This undated artist rendering shows the twin Grail spacecraft mapping the lunar gravity field.
Cape Canaveral, FL (WTSP/Florida Today) -- Twin NASA spacecraft deliberately crashed into a mountain on the moon Monday afternoon, ending a successful mission that is shedding light on the evolution of the solar system's
terrestrial planets.
Each about the size
of compact washing machines, the Ebb and Flow spacecraft are low on
fuel, and they've finished a $496 million mission aimed at making the
most accurate gravitational map of the moon to date.
So
the spacecraft were directed on a shallow dive into a mile-high
mountain near the moon's north pole - a controlled crash-landing that occurred in the lunar night.
NASA made sure the the spacecraft would be brought down far away from any historical site on the moon.
Expected velocity at impact is 3,760 mph. But don't expect anything dramatic here on Earth.
"We
are not expecting a big splash or a big explosion, OK?" said Maria
Zuber, a professor of geophysics at Massachusetts Institute of
Technology and the mission's principal scientific investigator.
"These are two small spacecraft ... with empty fuel tanks. So we are not expecting a flash that is visible from Earth."
The last time the space agency intentionally fired manmade objects at
the moon was in 2009, but it was for the sake of science. The crash was
a public relations dud - spectators barely saw a faint flash - but the
experiment proved that the moon contained water.
NASA's
Lunar Reconnaissance Orbiter will zoom over the crash site not long
after Monday's impact, but no imagery is expected because the mountainous region
will be in shadow at the time.
Still, it will be a destructive end to NASA's Gravity Recovery and Interior Laboratory (GRAIL) mission.
"It's
going to make a crater on the moon, and they are going to be completely
blown apart at the time," said GRAIL project manager David Lehman of
NASA's Jet Propulsion Laboratory in Pasadena, Calif.
You wouldn't want to be standing at the crash site.
"It would be like a washing machine coming in and landing on you, and it would be a very bad day for you," Lehman said.
The
Ebb and Flow spacecraft blasted off on Sept. 10, 2011, aboard a United
Launch Alliance Delta II rocket at Cape Canaveral Air Force Station's
Complex 17.
It was
an era-ending finale for the venerable Delta II, a workhorse rocket
designed and developed after the 1986 Challenger accident to fly Navstar
Global Positioning System (GPS) spacecraft into orbit. The GRAIL twins
arrived in lunar orbit three months later - on Dec. 31, 2011, and Jan.
1, 2012.
Flying in formation, they zoomed around the moon at an altitude of
34 miles and trained scientific instruments on its surface, making the
highest-fidelity gravitational maps of any rocky body in the solar
system - including Earth.
Data from the spacecraft show the lunar crust is much thinner than scientists had believed before.
What's
more, the lunar surface - which has been bombarded by asteroids and
comets for billions of years - is much more pulverized than previously
thought.
"What we
found is just how broken up and fractured the crust of the moon is,"
Zuber said. "There is evidence that fracturing extends maybe several
tens of kilometers into the upper mantle."
And
that finding could go a long way toward explaining one of the great
mysteries of the solar system - where all the water that once was awash
on the surface of Mars might have gone.
"All
planetary crusts have been bombarded in a similar way.
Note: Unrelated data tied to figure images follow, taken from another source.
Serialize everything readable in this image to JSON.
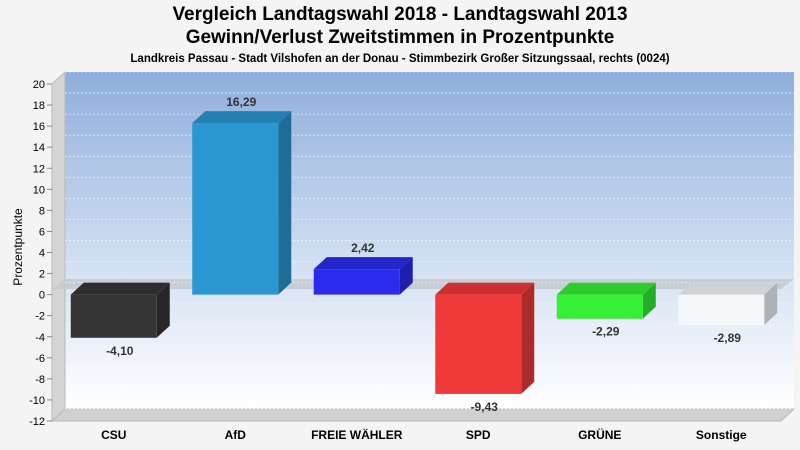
{
  "chart_data": {
    "type": "bar",
    "title": "Vergleich Landtagswahl 2018 - Landtagswahl 2013",
    "subtitle": "Gewinn/Verlust Zweitstimmen in Prozentpunkte",
    "caption": "Landkreis Passau - Stadt Vilshofen an der Donau - Stimmbezirk Großer Sitzungssaal, rechts (0024)",
    "ylabel": "Prozentpunkte",
    "xlabel": "",
    "ylim": [
      -12,
      20
    ],
    "yticks": [
      20,
      18,
      16,
      14,
      12,
      10,
      8,
      6,
      4,
      2,
      0,
      -2,
      -4,
      -6,
      -8,
      -10,
      -12
    ],
    "grid": true,
    "categories": [
      "CSU",
      "AfD",
      "FREIE WÄHLER",
      "SPD",
      "GRÜNE",
      "Sonstige"
    ],
    "values": [
      -4.1,
      16.29,
      2.42,
      -9.43,
      -2.29,
      -2.89
    ],
    "value_labels": [
      "-4,10",
      "16,29",
      "2,42",
      "-9,43",
      "-2,29",
      "-2,89"
    ],
    "colors": [
      "#363636",
      "#2a97d2",
      "#2b2bf0",
      "#f03a3a",
      "#35f035",
      "#f4f6fa"
    ]
  }
}
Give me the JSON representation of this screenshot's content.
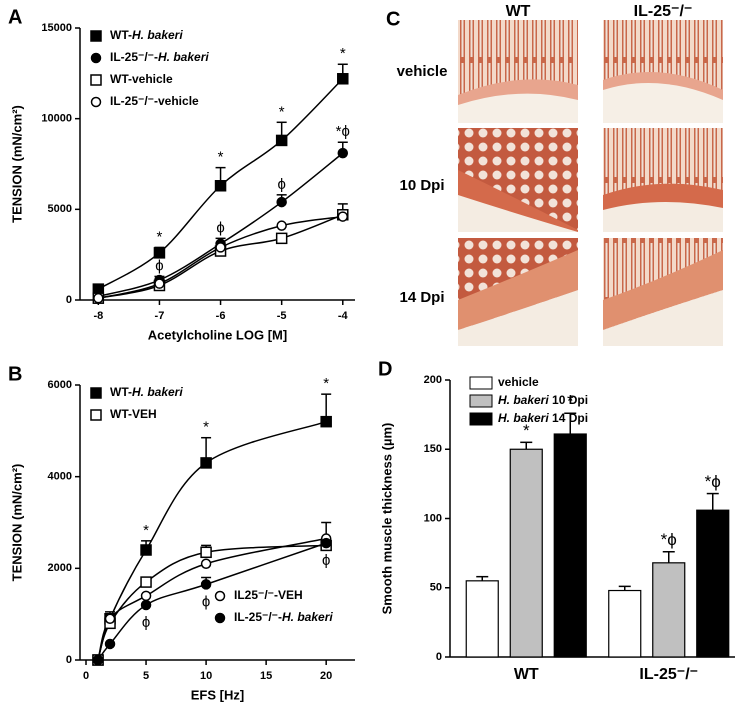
{
  "chart_data": [
    {
      "panel": "A",
      "type": "line",
      "x_label": "Acetylcholine LOG [M]",
      "y_label": "TENSION (mN/cm²)",
      "x": [
        -8,
        -7,
        -6,
        -5,
        -4
      ],
      "xlim": [
        -8.3,
        -3.8
      ],
      "xticks": [
        -8,
        -7,
        -6,
        -5,
        -4
      ],
      "ylim": [
        0,
        15000
      ],
      "yticks": [
        0,
        5000,
        10000,
        15000
      ],
      "legend": "upper left",
      "series": [
        {
          "name": "WT-H. bakeri",
          "marker": "square",
          "color": "#000000",
          "marker_fill": "#000000",
          "values": [
            600,
            2600,
            6300,
            8800,
            12200
          ],
          "errors": [
            null,
            300,
            1000,
            1000,
            800
          ],
          "point_labels": [
            null,
            "*",
            "*",
            "*",
            "*"
          ]
        },
        {
          "name": "IL-25⁻/⁻-H. bakeri",
          "marker": "circle",
          "color": "#000000",
          "marker_fill": "#000000",
          "values": [
            200,
            1100,
            3100,
            5400,
            8100
          ],
          "errors": [
            null,
            200,
            300,
            400,
            600
          ],
          "point_labels": [
            null,
            "ϕ",
            "ϕ",
            "ϕ",
            "*ϕ"
          ]
        },
        {
          "name": "WT-vehicle",
          "marker": "square",
          "color": "#000000",
          "marker_fill": "#ffffff",
          "values": [
            100,
            800,
            2700,
            3400,
            4700
          ],
          "errors": [
            null,
            null,
            null,
            null,
            600
          ]
        },
        {
          "name": "IL-25⁻/⁻-vehicle",
          "marker": "circle",
          "color": "#000000",
          "marker_fill": "#ffffff",
          "values": [
            100,
            900,
            2900,
            4100,
            4600
          ]
        }
      ]
    },
    {
      "panel": "B",
      "type": "line",
      "x_label": "EFS [Hz]",
      "y_label": "TENSION (mN/cm²)",
      "x": [
        1,
        2,
        5,
        10,
        20
      ],
      "xlim": [
        -0.5,
        22.4
      ],
      "xticks": [
        0,
        5,
        10,
        15,
        20
      ],
      "ylim": [
        0,
        6000
      ],
      "yticks": [
        0,
        2000,
        4000,
        6000
      ],
      "series": [
        {
          "name": "WT-H. bakeri",
          "marker": "square",
          "color": "#000000",
          "marker_fill": "#000000",
          "legend": "upper left",
          "values": [
            0,
            900,
            2400,
            4300,
            5200
          ],
          "errors": [
            null,
            null,
            200,
            550,
            600
          ],
          "point_labels": [
            null,
            null,
            "*",
            "*",
            "*"
          ]
        },
        {
          "name": "WT-VEH",
          "marker": "square",
          "color": "#000000",
          "marker_fill": "#ffffff",
          "legend": "upper left",
          "values": [
            0,
            800,
            1700,
            2350,
            2500
          ],
          "errors": [
            null,
            null,
            null,
            150,
            null
          ]
        },
        {
          "name": "IL25⁻/⁻-VEH",
          "marker": "circle",
          "color": "#000000",
          "marker_fill": "#ffffff",
          "legend": "lower right",
          "values": [
            0,
            900,
            1400,
            2100,
            2650
          ],
          "errors": [
            null,
            150,
            null,
            null,
            350
          ]
        },
        {
          "name": "IL-25⁻/⁻-H. bakeri",
          "marker": "circle",
          "color": "#000000",
          "marker_fill": "#000000",
          "legend": "lower right",
          "values": [
            0,
            350,
            1200,
            1650,
            2550
          ],
          "errors": [
            null,
            null,
            null,
            150,
            null
          ],
          "point_labels": [
            null,
            null,
            "ϕ",
            "ϕ",
            "ϕ"
          ],
          "label_position": "below"
        }
      ]
    },
    {
      "panel": "D",
      "type": "bar",
      "y_label": "Smooth muscle thickness (µm)",
      "categories": [
        "WT",
        "IL-25⁻/⁻"
      ],
      "ylim": [
        0,
        200
      ],
      "yticks": [
        0,
        50,
        100,
        150,
        200
      ],
      "legend": "upper left",
      "series": [
        {
          "name": "vehicle",
          "color": "#ffffff",
          "values": [
            55,
            48
          ],
          "errors": [
            3,
            3
          ]
        },
        {
          "name": "H. bakeri 10 Dpi",
          "color": "#c0c0c0",
          "values": [
            150,
            68
          ],
          "errors": [
            5,
            8
          ],
          "point_labels": [
            "*",
            "*ϕ"
          ]
        },
        {
          "name": "H. bakeri 14 Dpi",
          "color": "#000000",
          "values": [
            161,
            106
          ],
          "errors": [
            15,
            12
          ],
          "point_labels": [
            "*",
            "*ϕ"
          ]
        }
      ]
    }
  ],
  "panel_c": {
    "panel": "C",
    "columns": [
      "WT",
      "IL-25⁻/⁻"
    ],
    "rows": [
      "vehicle",
      "10 Dpi",
      "14 Dpi"
    ]
  }
}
Earth has ... Mars
has. With Mars, there's a lot of questions about where did the water
that we think was on the surface of Mars go," Zuber said.
"Well,
if a planetary crust is that fractured, these fractures provide a
pathway deep inside the planet, and it's very easy to envision now how a
possible ocean at its surface could have found its way deep into the
crust of a planet."
One other key finding relates to the origin of the moon - where it came from; how it was created.
Zuber said instruments on GRAIL determined that the amount of aluminum in the crusts of the moon and Earth are nearly equal.
"And
that observation provides additional support for the theory that the
moon formed by a giant impact of a Mars-sized body into Earth," she
said.
Bottom line: the moon is a chip off the old block.